Dr. Hans-Joachim Berg fordert, neue Ideen zuzulassen…

Pressemitteilung der AfD-Fraktion im Abgeordnetenhaus von Berlin // 14.03.2018

 

Dr. Hans-Joachim Berg (AfD), Mitglied des Kulturausschusses im Abgeordnetenhaus, fordert hat den Intendanten des Deutschen Theaters und Präsidenten des Deutschen Bühnenvereins Ulrich Khuon auf, neue Ideen bei Auftragsproduktionen zuzulassen. Hintergrund ist die Ausgrenzung von Bestsellerautor Uwe Tellkamp („Der Turm“), der zuvor Tendenzen zu einer Gesinnungsdiktatur im Kulturbetrieb festgestellt hatte. In einem persönlichen Schreiben an Khuon fordert Berg:

„Bei aller Kritik an Ihrer willigen Einreihung in einen wie auch immer definierten ‚Kampf gegen Rechts‘ weigere ich mich, mir vorzustellen, dass Sie sich darüber hinaus wirklich einer offenen, kontroversen, freiheitlichen und spannenden künstlerischen Bearbeitung von gesellschaftlich relevanten Themen und Konflikten verweigern wollen.

 

Ich bitte Sie deshalb, ja ich fordere Sie auf: Öffnen Sie das von Ihnen verantwortete Deutsche Theater auch für den in der Gesellschaft täglich stattfindenden Diskurs!
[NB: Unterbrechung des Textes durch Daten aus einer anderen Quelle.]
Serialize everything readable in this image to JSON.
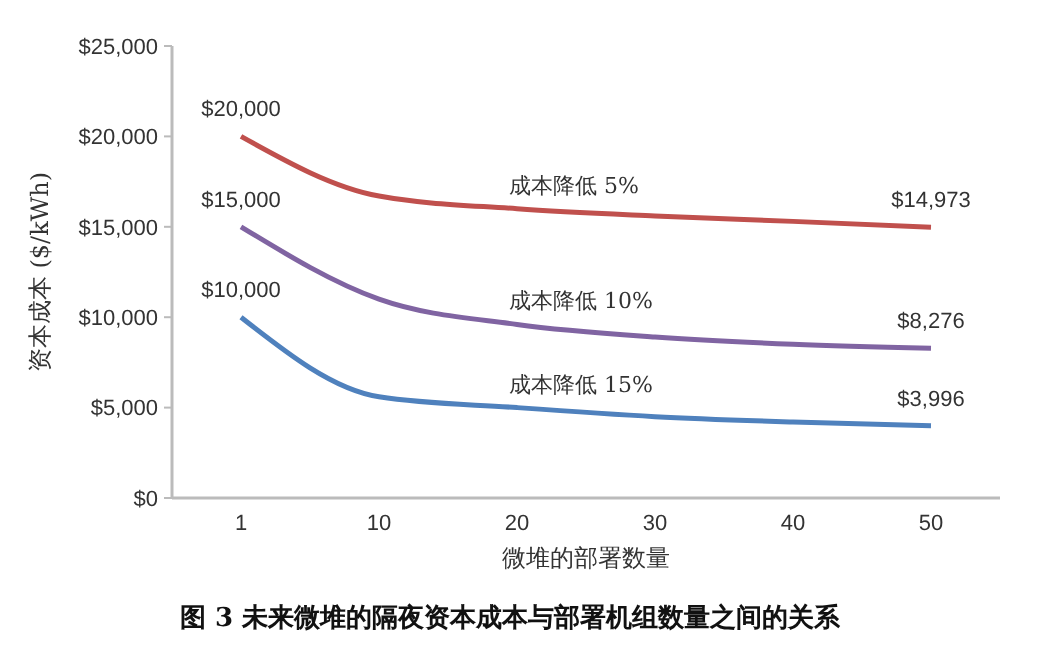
{
  "chart_data": {
    "type": "line",
    "title": "图 3 未来微堆的隔夜资本成本与部署机组数量之间的关系",
    "xlabel": "微堆的部署数量",
    "ylabel": "资本成本 ($/kWh)",
    "categories": [
      "1",
      "10",
      "20",
      "30",
      "40",
      "50"
    ],
    "ylim": [
      0,
      25000
    ],
    "yticks": [
      {
        "value": 0,
        "label": "$0"
      },
      {
        "value": 5000,
        "label": "$5,000"
      },
      {
        "value": 10000,
        "label": "$10,000"
      },
      {
        "value": 15000,
        "label": "$15,000"
      },
      {
        "value": 20000,
        "label": "$20,000"
      },
      {
        "value": 25000,
        "label": "$25,000"
      }
    ],
    "grid": false,
    "marker": "none",
    "line_style": "solid",
    "series": [
      {
        "name": "成本降低 5%",
        "color": "#c0504d",
        "values": [
          20000,
          16700,
          16000,
          15600,
          15300,
          14973
        ],
        "value_labels": [
          "$20,000",
          null,
          null,
          null,
          null,
          "$14,973"
        ]
      },
      {
        "name": "成本降低 10%",
        "color": "#8064a2",
        "values": [
          15000,
          11000,
          9600,
          8900,
          8500,
          8276
        ],
        "value_labels": [
          "$15,000",
          null,
          null,
          null,
          null,
          "$8,276"
        ]
      },
      {
        "name": "成本降低 15%",
        "color": "#4f81bd",
        "values": [
          10000,
          5600,
          5000,
          4500,
          4200,
          3996
        ],
        "value_labels": [
          "$10,000",
          null,
          null,
          null,
          null,
          "$3,996"
        ]
      }
    ]
  }
}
Haben Sie den Mut, Auftragsproduktionen auch an solche Dramatiker und Schriftsteller zu vergeben, die Fragen der Identität von Land, Kultur und Volk, Fragen der Gewinner und Verlierer von Globalisierung, Fragen bewusster staatlicher Rechtsmissachtungen, Fragen der Zerstörung familiärer Zusammenhalte durch Genderpropaganda, usw. thematisieren.
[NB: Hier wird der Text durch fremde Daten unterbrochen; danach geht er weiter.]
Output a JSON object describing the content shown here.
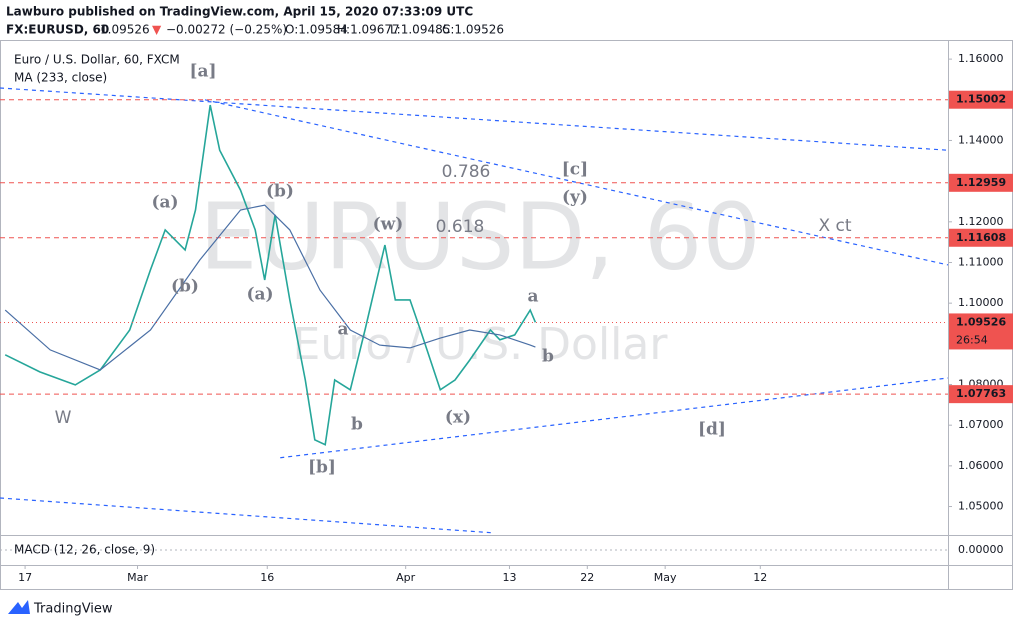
{
  "header": {
    "author_line": "Lawburo published on TradingView.com, April 15, 2020 07:33:09 UTC",
    "symbol": "FX:EURUSD, 60",
    "last": "1.09526",
    "change": "−0.00272 (−0.25%)",
    "open": "O:1.09584",
    "high": "H:1.09677",
    "low": "L:1.09485",
    "close": "C:1.09526"
  },
  "chart_data": {
    "type": "line",
    "watermark": [
      "EURUSD, 60",
      "Euro / U.S. Dollar"
    ],
    "xlim": [
      14.1,
      123.7
    ],
    "ylim": [
      1.043,
      1.1647
    ],
    "xticks": [
      17,
      {
        "value": 30,
        "label": "Mar"
      },
      {
        "value": 45,
        "label": "16"
      },
      {
        "value": 61,
        "label": "Apr"
      },
      {
        "value": 73,
        "label": "13"
      },
      {
        "value": 82,
        "label": "22"
      },
      {
        "value": 91,
        "label": "May"
      },
      {
        "value": 102,
        "label": "12"
      }
    ],
    "yticks": [
      {
        "value": 1.16,
        "label": "1.16000"
      },
      {
        "value": 1.14,
        "label": "1.14000"
      },
      {
        "value": 1.12,
        "label": "1.12000"
      },
      {
        "value": 1.11,
        "label": "1.11000"
      },
      {
        "value": 1.1,
        "label": "1.10000"
      },
      {
        "value": 1.08,
        "label": "1.08000"
      },
      {
        "value": 1.07,
        "label": "1.07000"
      },
      {
        "value": 1.06,
        "label": "1.06000"
      },
      {
        "value": 1.05,
        "label": "1.05000"
      }
    ],
    "series": [
      {
        "name": "Euro / U.S. Dollar, 60, FXCM",
        "color": "#26a69a",
        "x": [
          14.7,
          18.7,
          22.8,
          25.7,
          29.1,
          31.5,
          33.2,
          35.5,
          36.7,
          38.4,
          39.5,
          41.9,
          43.6,
          44.7,
          45.9,
          47.6,
          49.4,
          50.5,
          51.7,
          52.8,
          54.6,
          56.3,
          58.6,
          59.8,
          61.5,
          62.7,
          65.0,
          66.7,
          68.4,
          70.8,
          71.9,
          73.6,
          75.4,
          76.0
        ],
        "values": [
          1.0873,
          1.0831,
          1.0799,
          1.0836,
          1.0934,
          1.1082,
          1.118,
          1.1131,
          1.1229,
          1.1487,
          1.1376,
          1.1278,
          1.118,
          1.1057,
          1.1217,
          1.1008,
          1.0811,
          1.0664,
          1.0652,
          1.0811,
          1.0787,
          1.0934,
          1.1143,
          1.1008,
          1.1008,
          1.0934,
          1.0787,
          1.0811,
          1.086,
          1.0934,
          1.091,
          1.0922,
          1.0983,
          1.0953
        ]
      },
      {
        "name": "MA (233, close)",
        "color": "#4a6fa5",
        "x": [
          14.7,
          19.9,
          25.7,
          31.5,
          37.2,
          41.9,
          44.7,
          47.6,
          51.1,
          54.6,
          58.0,
          61.5,
          65.0,
          68.4,
          71.9,
          75.4,
          76.0
        ],
        "values": [
          1.0983,
          1.0885,
          1.0836,
          1.0934,
          1.1106,
          1.1229,
          1.1241,
          1.118,
          1.1032,
          1.0934,
          1.0897,
          1.089,
          1.0914,
          1.0934,
          1.0922,
          1.0897,
          1.0892
        ]
      }
    ],
    "levels": [
      {
        "value": 1.15002,
        "color": "#ef5350"
      },
      {
        "value": 1.12959,
        "color": "#ef5350"
      },
      {
        "value": 1.11608,
        "color": "#ef5350"
      },
      {
        "value": 1.07763,
        "color": "#ef5350"
      }
    ],
    "last_price": {
      "value": 1.09526,
      "countdown": "26:54",
      "color": "#ef5350"
    },
    "trendlines": [
      {
        "x": [
          14.1,
          123.7
        ],
        "values": [
          1.1529,
          1.1376
        ]
      },
      {
        "x": [
          37.8,
          123.7
        ],
        "values": [
          1.15,
          1.1094
        ]
      },
      {
        "x": [
          46.5,
          123.7
        ],
        "values": [
          1.062,
          1.0816
        ]
      },
      {
        "x": [
          14.1,
          71.3
        ],
        "values": [
          1.0521,
          1.0435
        ]
      }
    ],
    "annotations": [
      "[a]",
      "(a)",
      "(b)",
      "(b)",
      "(a)",
      "(w)",
      "a",
      "b",
      "[b]",
      "(x)",
      "0.786",
      "0.618",
      "[c]",
      "(y)",
      "X ct",
      "a",
      "b",
      "[d]",
      "W"
    ],
    "macd": {
      "title": "MACD (12, 26, close, 9)",
      "ylim": [
        -0.004,
        0.004
      ],
      "yticks": [
        {
          "value": 0,
          "label": "0.00000"
        }
      ]
    }
  },
  "footer": {
    "brand": "TradingView"
  }
}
Hier gäbe es ein weites, spannendes und lohnendes Feld, über Ausgrenzung, Diskursausschluss, soziale Isolation und wirtschaftliche Existenzbedrohung Derjenigen zu inszenieren, die sich die Freiheit nehmen, den Dogmen des gegenwärtigen Gesinnungskartells zu widersprechen. Messen Sie Ihre unabdingbare künstlerische Freiheit mit der Elle der Freiheit und nicht mit der Elle der Gesinnung!“

(Quelle: Presse, AfD-Fraktion im Abgeordnetenhaus von Berlin // 14.03.2018)

 

Kurzkommentar:

In der ehem. DDR waren Theater und Kunst die wenigen Orte, wo gesellschaftliche Probleme wenigstens zum Teil thematisiert werden konnten. Ich erinnere an das Bühnenstück „Die neuen Leiden des jungen W.“ von Ulrich Plenzdorf (1972), dass in Halle uraufgeführt wurde. Ich hatte seinerzeit die Gelegenheit der Aufführung beizuwohnen, da ich die Regie-Assistentin kannte. Später habe ich selbst am Theater gearbeitet und das Medium als Ort der politischen Debatte verstanden. Auch heute sind Kunst und Theater wieder gefordert, sich unbequemen Themen und Wahrheiten zu stellen, um den gesellschaftlichen Diskurs zu fördern.

Leider ist das keine Selbstverständlichkeit, wie die in dieser Woche beginnende Leipziger Buchmesse wieder belegen wird, wo bereits im Vorfeld Hetze gegen „nicht-konforme“ Verlage betrieben wurde. Eine diesbezügliche Anfrage per Mail an die Initiative „Verlage gegen Rechts“ blieb unbeantwortet. Auch eine Erinnerung blieb unbeantwortet. So viel zur Debattenkultur und Instrumentalisierung von Kunst und Kultur im Jahr 2018.